The cost of money is.. exactly where it was twenty years ago.
For year after year we have been witnessing ever-cheapening money, to the point where it became hardwired into the minds of investors that rates only go down. Pundits from all sides have been debating whether or not this dynamic was real, healthy, prudent, accidental, criminal, permanent, necessary… add your own talking point.
Now, in the blink of an eye, it’s over. Tons of articles written on the subject are suddenly moot. Arguments have fallen silent. It has simply gone. In the greatest bond crash in history, rates have returned to those of ancient Rome.
The 5% - 6% centuries-old normal rate, which is probably linked to human lifespan more than anything else.
There are a few out there who seem to think that rates now are abnormally high. They are obviously ignorant of history before Taylor Swift, and are pushing the idea that things will get better when rates return to “normal”, or 1% - 2% as they see it.
The tension has been released and we have exited the experiment.
Below is a twenty year chart of bonds vs equities.
In the red corner, representing bonds, is the iShares 20 year bond fund (TLT).
In the blue corner for equities we have the venerable QQQ Nasdaq fund.
It is unsurprising to see a multi decade correlation of equity values to the cost of money. To sum up the current state, bonds have round-tripped and equities are at all time highs.
The data series running along the bottom is the weekly traded volume of TLT.
Once in a generation capitulation.
The price action of TLT is clearly in a capitulatory phase. Price is accelerating to the downside and volume is exploding. One MUST trade the event. The capitulation spike may push lower than here, but the bottom is in sight.
On Friday night we entered a significant position buying the TLT and selling dollar equivalent QQQ. We will do the same tonight (Monday) and again probably tomorrow.
A fund manager can observe and research only so much before action is required.
Capitulation events are exceedingly rare, and are the best entry points into a position if you have been waiting for a signal.
Chart points are one thing, but capitulation is real.
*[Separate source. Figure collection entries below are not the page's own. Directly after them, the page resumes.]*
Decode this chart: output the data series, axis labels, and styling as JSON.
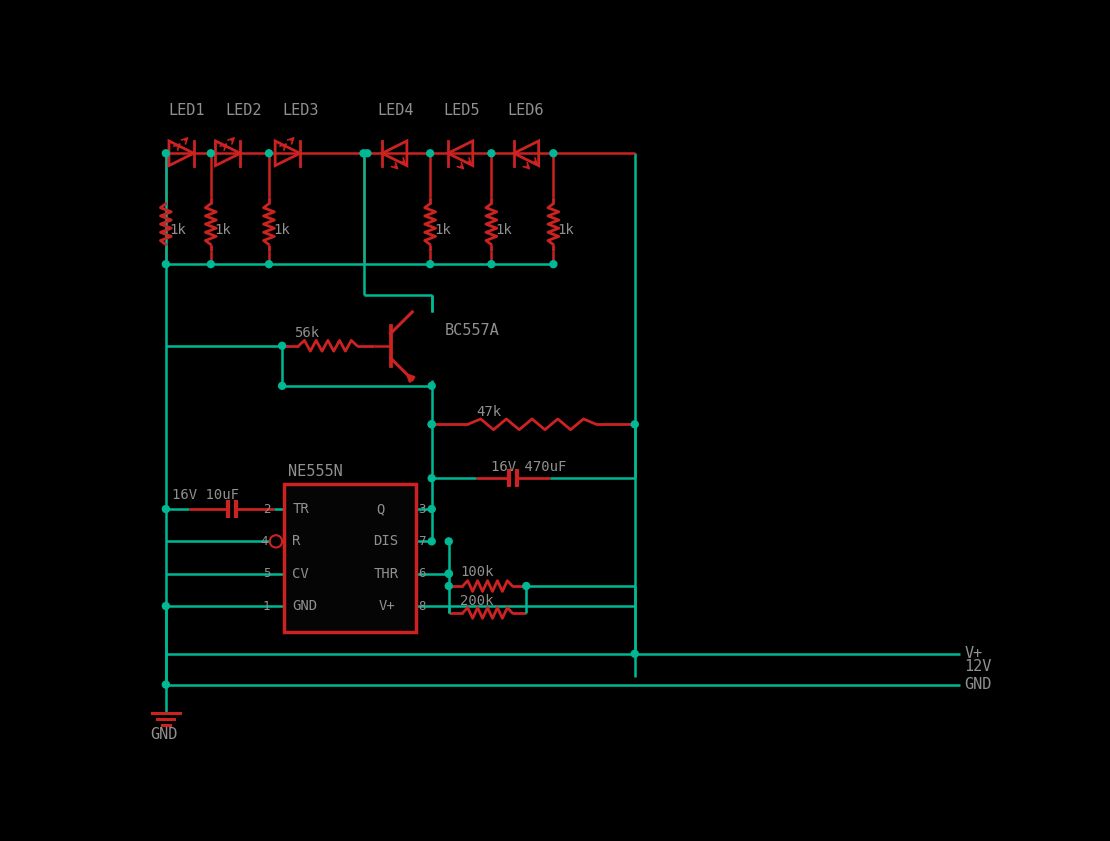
{
  "bg_color": "#000000",
  "wire_color": "#00b894",
  "comp_color": "#cc2222",
  "text_color": "#909090",
  "ic_label": "NE555N",
  "transistor_label": "BC557A",
  "leds": [
    "LED1",
    "LED2",
    "LED3",
    "LED4",
    "LED5",
    "LED6"
  ],
  "res_1k": "1k",
  "res_56k": "56k",
  "res_47k": "47k",
  "res_100k": "100k",
  "res_200k": "200k",
  "cap_10uf": "16V 10uF",
  "cap_470uf": "16V 470uF",
  "vplus_label": "V+",
  "v12_label": "12V",
  "gnd_label": "GND",
  "pin_labels_left": [
    "TR",
    "R",
    "CV",
    "GND"
  ],
  "pin_labels_right": [
    "Q",
    "DIS",
    "THR",
    "V+"
  ],
  "pin_nums_left": [
    "2",
    "4",
    "5",
    "1"
  ],
  "pin_nums_right": [
    "3",
    "7",
    "6",
    "8"
  ]
}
It is the clearing level, and if you have been wise/lucky enough to be on the right side of the wait, then deal in size into those who are panicking/being forced out of the wrong side.
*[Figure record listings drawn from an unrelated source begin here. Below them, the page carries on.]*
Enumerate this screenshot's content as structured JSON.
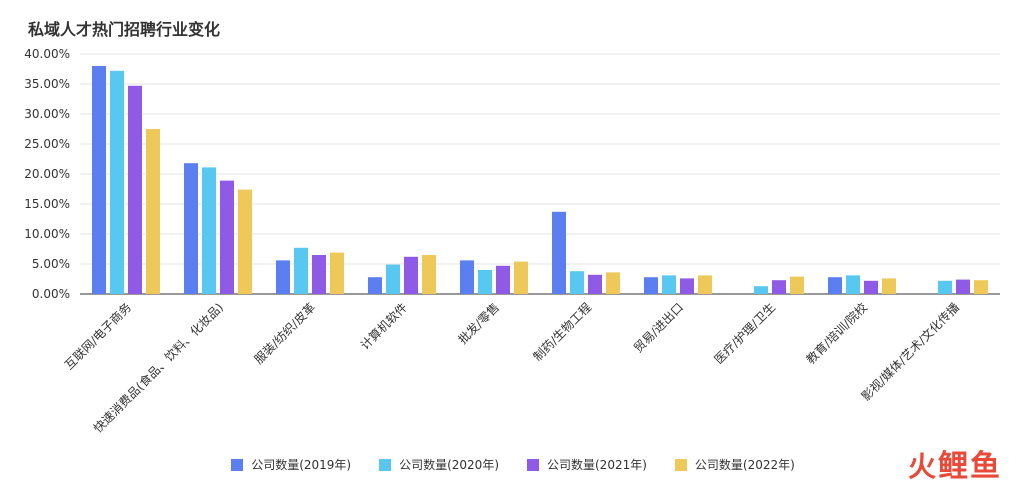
{
  "chart_data": {
    "type": "bar",
    "title": "私域人才热门招聘行业变化",
    "xlabel": "",
    "ylabel": "",
    "ylim": [
      0,
      0.4
    ],
    "yticks": [
      "0.00%",
      "5.00%",
      "10.00%",
      "15.00%",
      "20.00%",
      "25.00%",
      "30.00%",
      "35.00%",
      "40.00%"
    ],
    "grid": true,
    "legend_position": "bottom-center",
    "categories": [
      "互联网/电子商务",
      "快速消费品(食品、饮料、化妆品)",
      "服装/纺织/皮革",
      "计算机软件",
      "批发/零售",
      "制药/生物工程",
      "贸易/进出口",
      "医疗/护理/卫生",
      "教育/培训/院校",
      "影视/媒体/艺术/文化传播"
    ],
    "series": [
      {
        "name": "公司数量(2019年)",
        "color": "#5b7ff0",
        "values": [
          0.38,
          0.218,
          0.056,
          0.028,
          0.056,
          0.137,
          0.028,
          null,
          0.028,
          null
        ]
      },
      {
        "name": "公司数量(2020年)",
        "color": "#58c8f0",
        "values": [
          0.372,
          0.211,
          0.077,
          0.049,
          0.04,
          0.038,
          0.031,
          0.013,
          0.031,
          0.022
        ]
      },
      {
        "name": "公司数量(2021年)",
        "color": "#8f5be6",
        "values": [
          0.347,
          0.189,
          0.065,
          0.062,
          0.047,
          0.032,
          0.026,
          0.023,
          0.022,
          0.024
        ]
      },
      {
        "name": "公司数量(2022年)",
        "color": "#eec95a",
        "values": [
          0.275,
          0.174,
          0.069,
          0.065,
          0.054,
          0.036,
          0.031,
          0.029,
          0.026,
          0.023
        ]
      }
    ]
  },
  "watermark": {
    "brand": "鲤鱼",
    "icon": "fire-icon"
  }
}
If you are running a long-only bond fund then you simply have to allocate in large scale here.
Pension funds and banks the world over are insolvent and hands are being forced.
No one WANTS to sell here, and with so many billions being swept into hold-to-maturity (HTM) accounts, many CAN’T.
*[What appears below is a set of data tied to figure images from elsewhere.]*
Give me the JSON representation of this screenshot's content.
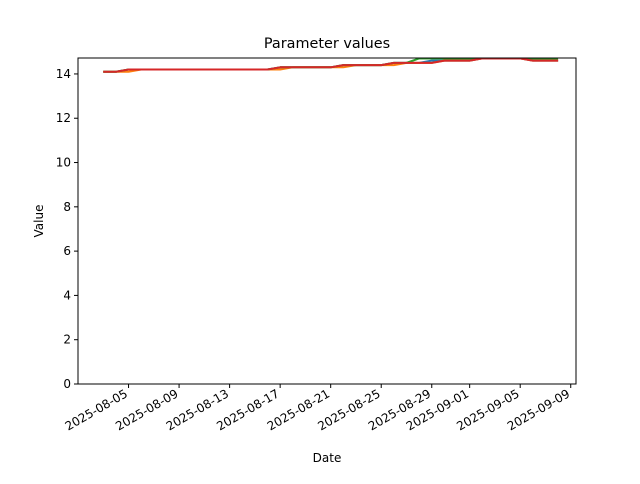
{
  "chart_data": {
    "type": "line",
    "title": "Parameter values",
    "xlabel": "Date",
    "ylabel": "Value",
    "x": [
      "2025-08-03",
      "2025-08-04",
      "2025-08-05",
      "2025-08-06",
      "2025-08-07",
      "2025-08-08",
      "2025-08-09",
      "2025-08-10",
      "2025-08-11",
      "2025-08-12",
      "2025-08-13",
      "2025-08-14",
      "2025-08-15",
      "2025-08-16",
      "2025-08-17",
      "2025-08-18",
      "2025-08-19",
      "2025-08-20",
      "2025-08-21",
      "2025-08-22",
      "2025-08-23",
      "2025-08-24",
      "2025-08-25",
      "2025-08-26",
      "2025-08-27",
      "2025-08-28",
      "2025-08-29",
      "2025-08-30",
      "2025-08-31",
      "2025-09-01",
      "2025-09-02",
      "2025-09-03",
      "2025-09-04",
      "2025-09-05",
      "2025-09-06",
      "2025-09-07",
      "2025-09-08"
    ],
    "series": [
      {
        "color": "#1f77b4",
        "values": [
          14.1,
          14.1,
          14.2,
          14.2,
          14.2,
          14.2,
          14.2,
          14.2,
          14.2,
          14.2,
          14.2,
          14.2,
          14.2,
          14.2,
          14.3,
          14.3,
          14.3,
          14.3,
          14.3,
          14.4,
          14.4,
          14.4,
          14.4,
          14.5,
          14.5,
          14.5,
          14.6,
          14.6,
          14.6,
          14.6,
          14.7,
          14.7,
          14.7,
          14.7,
          14.6,
          14.6,
          14.6
        ]
      },
      {
        "color": "#ff7f0e",
        "values": [
          14.1,
          14.1,
          14.1,
          14.2,
          14.2,
          14.2,
          14.2,
          14.2,
          14.2,
          14.2,
          14.2,
          14.2,
          14.2,
          14.2,
          14.2,
          14.3,
          14.3,
          14.3,
          14.3,
          14.3,
          14.4,
          14.4,
          14.4,
          14.4,
          14.5,
          14.5,
          14.5,
          14.6,
          14.6,
          14.6,
          14.7,
          14.7,
          14.7,
          14.7,
          14.6,
          14.6,
          14.6
        ]
      },
      {
        "color": "#2ca02c",
        "values": [
          14.1,
          14.1,
          14.2,
          14.2,
          14.2,
          14.2,
          14.2,
          14.2,
          14.2,
          14.2,
          14.2,
          14.2,
          14.2,
          14.2,
          14.3,
          14.3,
          14.3,
          14.3,
          14.3,
          14.4,
          14.4,
          14.4,
          14.4,
          14.5,
          14.5,
          14.7,
          14.7,
          14.7,
          14.7,
          14.7,
          14.7,
          14.7,
          14.7,
          14.7,
          14.7,
          14.7,
          14.7
        ]
      },
      {
        "color": "#d62728",
        "values": [
          14.1,
          14.1,
          14.2,
          14.2,
          14.2,
          14.2,
          14.2,
          14.2,
          14.2,
          14.2,
          14.2,
          14.2,
          14.2,
          14.2,
          14.3,
          14.3,
          14.3,
          14.3,
          14.3,
          14.4,
          14.4,
          14.4,
          14.4,
          14.5,
          14.5,
          14.5,
          14.5,
          14.6,
          14.6,
          14.6,
          14.7,
          14.7,
          14.7,
          14.7,
          14.6,
          14.6,
          14.6
        ]
      }
    ],
    "xlim": [
      "2025-08-01",
      "2025-09-09T10:00"
    ],
    "xticks": [
      "2025-08-05",
      "2025-08-09",
      "2025-08-13",
      "2025-08-17",
      "2025-08-21",
      "2025-08-25",
      "2025-08-29",
      "2025-09-01",
      "2025-09-05",
      "2025-09-09"
    ],
    "ylim": [
      0,
      14.72
    ],
    "yticks": [
      0,
      2,
      4,
      6,
      8,
      10,
      12,
      14
    ],
    "grid": false
  }
}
The parties that have tried to hide in HTM are watching the market fall farther away from them, and will retreat further into denial. BAC will be swallowed by JPM, pension funds will be nationalised and the HTM accounts may never capitulate, but those who can give in are doing it now.
If you are managing absolute return funds, then the spread between bonds and equities is compelling. If the bond leg continues to fall, then the rate story for equities moves from terrifying to cataclysmic, and the Wile E. Coyote moment will resolve.
If rates steady here, then they simply drag on equities over time. Keep in mind that one earns interest on the short leg, so you are being paid on BOTH sides to hold the position.
Can the top stocks save everybody?
I may have misinterpreted it, but the way I understood TSLA’s earnings call was that they basically cannot operate properly under the current rate regime.
Price action since the call seems to go along with that. Market breadth is at record concentrations with the Titanic deck chairs having been moved entirely into the Magnificent Seven dining room.If the pillars go then all is lost.
The AI bandwagon needs to be running at full speed for NVDA to lift everybody else up, and the news flow there seems to be drying up. Maybe an earnings call will whip us up again.
In the absence of new leads, it would appear that everybody is already there. The outperformance of the top stocks over the rest of the market is so extreme that it appears the bottom 493 losers have been all but abandoned.
If rebalancing starts back in favour of bonds and a broader range of stocks then the headline indices face even more pressure.
So, no, they can’t.
One-eyed deer: Buy TLT / Sell QQQ.
Runner up: Sell GSR @85. Short HOG.
This week is shaping up to be the most interesting of the year.
There is an earthquake in the bond market and the ripples will propagate across all other assets.
Some are obviously already buckling but headline indices must surely give way soon. There is reason to make allocation decisions right now and we are doing so.